Brazilian officials are getting more serious about curbing the real’s strength. First the central bank appears to have stepped up the amount of intervention and has been conducted two auctions a day to buy dollars since Sept 8. Local contacts estimate intervention to have run $1 bln a day for most of the last week. To put that in perspective, in the Jan-Aug period, the central bank appears to have bought about $18.6 bln. That compares to $7.3 in the same period last year.
Second, finance officials have threatened to intervene in the futures market-reverse currency swaps. These were last conducted in May last year. Third, Finance Minister Mantega yesterday authorized the sovereign wealth fund to buy dollars.
Given the widening interest rate differential between the US and Brazil, the cost of intervention is becoming more expensive. Brazil issues bonds to finance its fx purchases. This is contributing to its growing budget deficit, which reached an 8-month high in July. At the same time, growth differentials and strong currency is contributing to the yawning current account deficit, which is approaching record levels.

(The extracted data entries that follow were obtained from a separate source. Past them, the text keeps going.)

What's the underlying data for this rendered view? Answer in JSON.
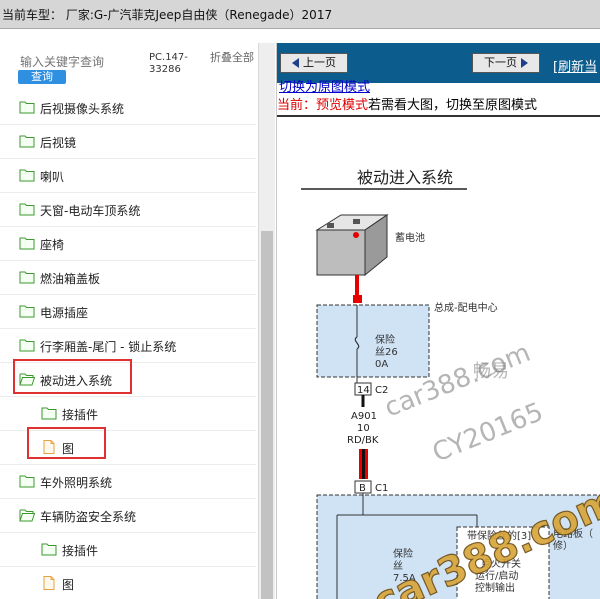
{
  "header": {
    "title": "当前车型：   厂家:G-广汽菲克Jeep自由侠（Renegade）2017"
  },
  "sidebar": {
    "search_placeholder": "输入关键字查询",
    "search_button": "查询",
    "pc_code": "PC.147-33286",
    "collapse_label": "折叠全部",
    "items": [
      {
        "label": "后视摄像头系统",
        "type": "folder",
        "level": 0
      },
      {
        "label": "后视镜",
        "type": "folder",
        "level": 0
      },
      {
        "label": "喇叭",
        "type": "folder",
        "level": 0
      },
      {
        "label": "天窗-电动车顶系统",
        "type": "folder",
        "level": 0
      },
      {
        "label": "座椅",
        "type": "folder",
        "level": 0
      },
      {
        "label": "燃油箱盖板",
        "type": "folder",
        "level": 0
      },
      {
        "label": "电源插座",
        "type": "folder",
        "level": 0
      },
      {
        "label": "行李厢盖-尾门 - 锁止系统",
        "type": "folder",
        "level": 0
      },
      {
        "label": "被动进入系统",
        "type": "folder-open",
        "level": 0,
        "highlighted": true
      },
      {
        "label": "接插件",
        "type": "folder",
        "level": 1
      },
      {
        "label": "图",
        "type": "page",
        "level": 1,
        "highlighted": true
      },
      {
        "label": "车外照明系统",
        "type": "folder",
        "level": 0
      },
      {
        "label": "车辆防盗安全系统",
        "type": "folder-open",
        "level": 0
      },
      {
        "label": "接插件",
        "type": "folder",
        "level": 1
      },
      {
        "label": "图",
        "type": "page",
        "level": 1
      }
    ]
  },
  "viewer": {
    "prev_button": "上一页",
    "next_button": "下一页",
    "refresh_link": "[刷新当",
    "switch_link": "切换为原图模式",
    "mode_prefix": "当前：",
    "mode_name": "预览模式",
    "mode_hint": "若需看大图，切换至原图模式",
    "diagram": {
      "title": "被动进入系统",
      "battery_label": "蓄电池",
      "pdc_label": "总成-配电中心",
      "fuse_label_1": "保险",
      "fuse_label_2": "丝26",
      "fuse_label_3": "0A",
      "conn_pin_top": "14",
      "conn_id_top": "C2",
      "wire_id": "A901",
      "wire_gauge": "10",
      "wire_color": "RD/BK",
      "conn_pin_bottom": "B",
      "conn_id_bottom": "C1",
      "box_fused_label": "带保险丝的[3]",
      "box_board_label_1": "电路板（",
      "box_board_label_2": "修）",
      "ign_label_1": "点火开关",
      "ign_label_2": "运行/启动",
      "ign_label_3": "控制输出",
      "left_fuse_label_1": "保险",
      "left_fuse_label_2": "丝",
      "left_fuse_label_3": "7.5A",
      "watermark_1": "畅易",
      "watermark_2": "car388.com",
      "watermark_3": "CY20165",
      "watermark_4": "car388.com"
    }
  },
  "colors": {
    "toolbar": "#0d5c8e",
    "highlight": "#e03030",
    "mode_red": "#dd0000",
    "link_blue": "#0000cc",
    "fuse_box": "#cfe3f4",
    "connector_red": "#e60000"
  }
}
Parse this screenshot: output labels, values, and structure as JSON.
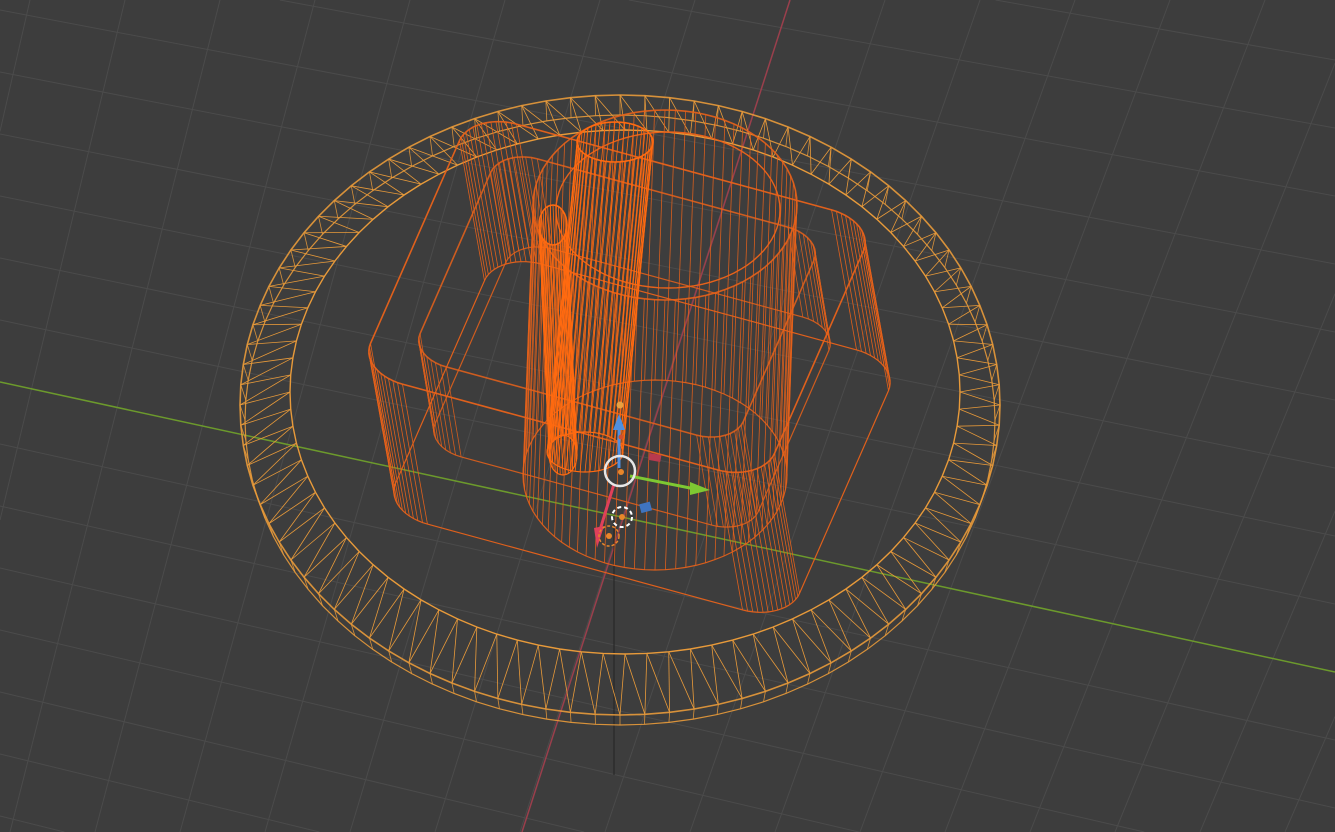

In addition to official words and deeds, the other factor that may be working to dampen demand for the real is concern about the share sale of the Petrobras. It is preparing for a BRL78 bln share offering. However, given its investment plans, many observers expect the oil company to have to tap the bond market too. This is appears to be weighing on PBR bonds more so than share prices.
The BRL weakened yesterday and remains pinned near those lows today. Initial resistance for the US dollar is seen near BRL1.7350. A break could spur another 1% advance. It is not that we are so bearish the BRL, though we think that investors may find more attractive levels to enter/add on, but we think that it may under perform in the period ahead.